Preparing test data#

To demonstrate the model’s prediction capabilities, we are going to download the test images of Pascal Voc dataset. The dataset consists of 20 classes, including person, animals (bird, cat, cow, dog, horse, sheep), vehicles (aeroplane, bicycle, boat, bus, car, motorbike, train), and indoor (bottle, chair, dining table, potted plant, sofa, tv/monitor).

from torchvision.datasets import VOCDetection

test_ds = VOCDetection('.data/voc', year='2007', image_set='test', download=True)

print("Number of images:", len(test_ds))
print("Image size:", test_ds[0][0].size)
Number of images: 4952
Image size: (353, 500)

Making predictions#

The input to the model is expected to be a list of 3D tensors, one for each image, in channel-first format (C, H, W). The values should be in the 0-1 range. The behavior of the model changes depending on if it is in training or evaluation mode. In evaluation mode, the model returns a list of dictionaries, one for each image, containing the following keys.

  • boxes - The predicted boxes for each detection, in (x1, y1, x2, y2) format.

  • labels - The predicted class labels for each detection.

  • scores - The scores for each detection.

torch.manual_seed(10)

# Random image indices
n = 4
idx = torch.randint(0, len(test_ds), (n,))

# Retrieve images and labels
images, labels = zip(*[test_ds[i] for i in idx])

# Preprocess images
batch = [preprocess(img) for img in images]

# Make predictions
preds = detector(batch)

Let’s visualize the predictions generated by the model.
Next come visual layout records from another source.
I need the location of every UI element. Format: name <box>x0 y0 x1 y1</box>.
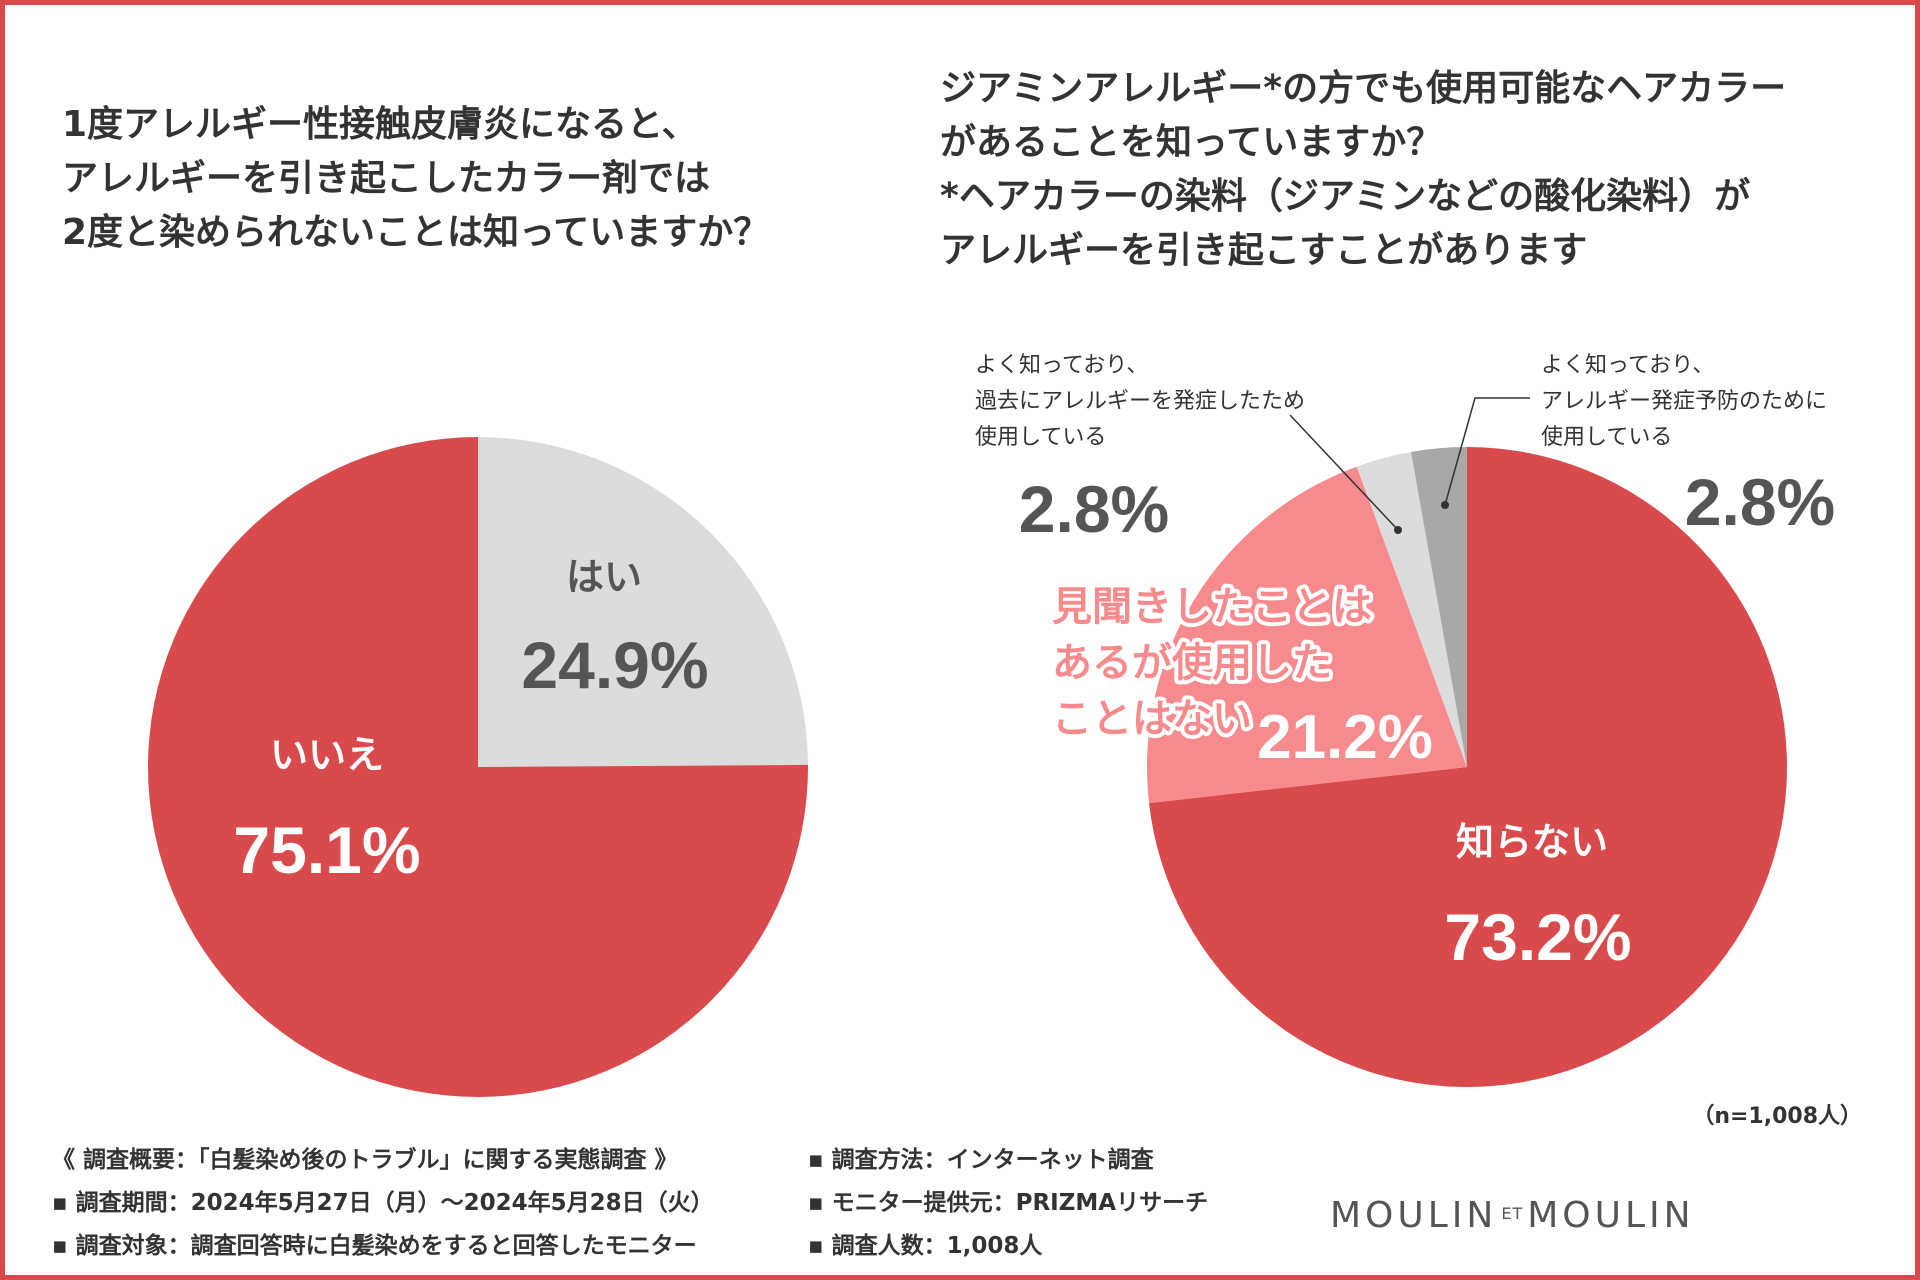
slice-value-heard: 21.2% <box>1257 703 1433 772</box>
chart2-title-line: があることを知っていますか？ <box>940 122 1443 163</box>
brand-logo-right: MOULIN <box>1527 1195 1695 1236</box>
callout-past-allergy-line: よく知っており、 <box>975 353 1148 378</box>
pie2-slice-2 <box>1356 451 1467 767</box>
survey-summary-line: ▪ 調査方法：インターネット調査 <box>808 1147 1154 1173</box>
brand-logo-left: MOULIN <box>1330 1195 1498 1236</box>
pie1-slice-0 <box>478 437 808 767</box>
leader-dot-prevention <box>1441 501 1449 509</box>
slice-label-yes: はい <box>566 555 642 599</box>
pie-chart-awareness <box>147 437 808 1097</box>
callout-prevention-line: 使用している <box>1541 425 1672 450</box>
chart2-title-line: ジアミンアレルギー*の方でも使用可能なヘアカラー <box>940 68 1787 109</box>
callout-past-allergy-line: 過去にアレルギーを発症したため <box>975 389 1305 414</box>
survey-summary-line: 《 調査概要：「白髪染め後のトラブル」に関する実態調査 》 <box>52 1147 678 1173</box>
slice-value-past-allergy: 2.8% <box>1019 472 1169 546</box>
brand-logo-et: ET <box>1501 1204 1524 1223</box>
slice-label-heard-line: 見聞きしたことは <box>1052 584 1372 630</box>
callout-prevention: よく知っており、 アレルギー発症予防のために 使用している <box>1541 353 1827 450</box>
slice-label-heard-line: ことはない <box>1052 696 1252 742</box>
pie-chart-usage <box>1147 447 1787 1087</box>
callout-prevention-line: よく知っており、 <box>1541 353 1714 378</box>
leader-line-past-allergy <box>1289 414 1399 531</box>
survey-summary-line: ▪ 調査期間：2024年5月27日（月）〜2024年5月28日（火） <box>52 1190 714 1216</box>
survey-summary-line: ▪ 調査対象：調査回答時に白髪染めをすると回答したモニター <box>52 1233 697 1259</box>
slice-value-yes: 24.9% <box>521 628 708 702</box>
slice-label-no: いいえ <box>270 733 384 777</box>
slice-label-heard-line: あるが使用した <box>1052 640 1332 686</box>
callout-past-allergy: よく知っており、 過去にアレルギーを発症したため 使用している <box>975 353 1305 450</box>
pie2-slice-3 <box>1410 447 1467 767</box>
survey-summary-line: ▪ 調査人数：1,008人 <box>808 1233 1043 1259</box>
slice-value-no: 75.1% <box>233 813 420 887</box>
chart1-title-line: 2度と染められないことは知っていますか？ <box>62 212 770 253</box>
leader-dot-past-allergy <box>1394 526 1402 534</box>
chart2-title-line: アレルギーを引き起こすことがあります <box>940 230 1588 271</box>
chart1-title: 1度アレルギー性接触皮膚炎になると、 アレルギーを引き起こしたカラー剤では 2度… <box>62 98 769 260</box>
chart1-title-line: 1度アレルギー性接触皮膚炎になると、 <box>62 104 698 145</box>
leader-line-prevention <box>1444 397 1530 506</box>
pie2-slice-0 <box>1149 447 1787 1087</box>
survey-summary-line: ▪ モニター提供元：PRIZMAリサーチ <box>808 1190 1209 1216</box>
slice-value-prevention: 2.8% <box>1685 465 1835 539</box>
slice-value-dont-know: 73.2% <box>1444 900 1631 974</box>
pie1-slice-1 <box>147 437 808 1097</box>
chart2-title: ジアミンアレルギー*の方でも使用可能なヘアカラー があることを知っていますか？ … <box>940 62 1786 278</box>
callout-prevention-line: アレルギー発症予防のために <box>1541 389 1827 414</box>
chart1-title-line: アレルギーを引き起こしたカラー剤では <box>62 158 711 199</box>
chart2-title-line: *ヘアカラーの染料（ジアミンなどの酸化染料）が <box>940 176 1751 217</box>
callout-past-allergy-line: 使用している <box>975 425 1106 450</box>
sample-size: （n=1,008人） <box>1692 1104 1862 1129</box>
slice-label-heard: 見聞きしたことは あるが使用した ことはない <box>1048 580 1376 746</box>
pie2-slice-1 <box>1147 466 1467 804</box>
slice-label-dont-know: 知らない <box>1456 820 1608 864</box>
brand-logo: MOULIN ET MOULIN <box>1330 1195 1695 1236</box>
For each image, we will only display the boxes with a confidence score greater than 0.5.

Hide code cell source
from torchvision.utils import draw_bounding_boxes
from torchvision.transforms.v2.functional import to_image

thresh = 0.5

for pil_image, prediction in zip(images, preds):

    # Reject detections with low scores
    scores = prediction["scores"]
    accepted = scores > thresh
    labels = prediction["labels"][accepted]
    class_names = [weights.meta["categories"][i] for i in labels]
    boxes = prediction["boxes"][accepted]

    # Draw bounding boxes
    tensor_image = to_image(pil_image)
    image_boxes = draw_bounding_boxes(tensor_image, boxes=boxes, labels=class_names, width=2, font="Arial", font_size=25, colors="red")

    plt.figure(figsize=(4,4))
    plt.imshow(image_boxes.permute(1, 2, 0))
    plt.axis('off')
    plt.show()
../../_images/91d78a2289fcfed2f7849a1320745b9791e7f5609b5a54ae74d2cb4d15197667.png ../../_images/9fe6283fe15b371064be3a6e680aa113f8403b130df28716529a8e618f161598.png ../../_images/7c65b4bb1338568d54d5ec5cb6338a5970ef8f3c005d831fc0b2fb055199d84f.png ../../_images/6a03d40648ece86fbbdd0d15ed02ca89050d1f8793588d4e8d3a2be3084afb41.png

Summary#

In this tutorial, we learned how to download and make predictions with pre-trained models using TorchVision. We explored the basic workflow for using pre-trained models for image classification and object detection tasks. We also discussed the importance of preprocessing input data and how to visualize the predictions generated by the models.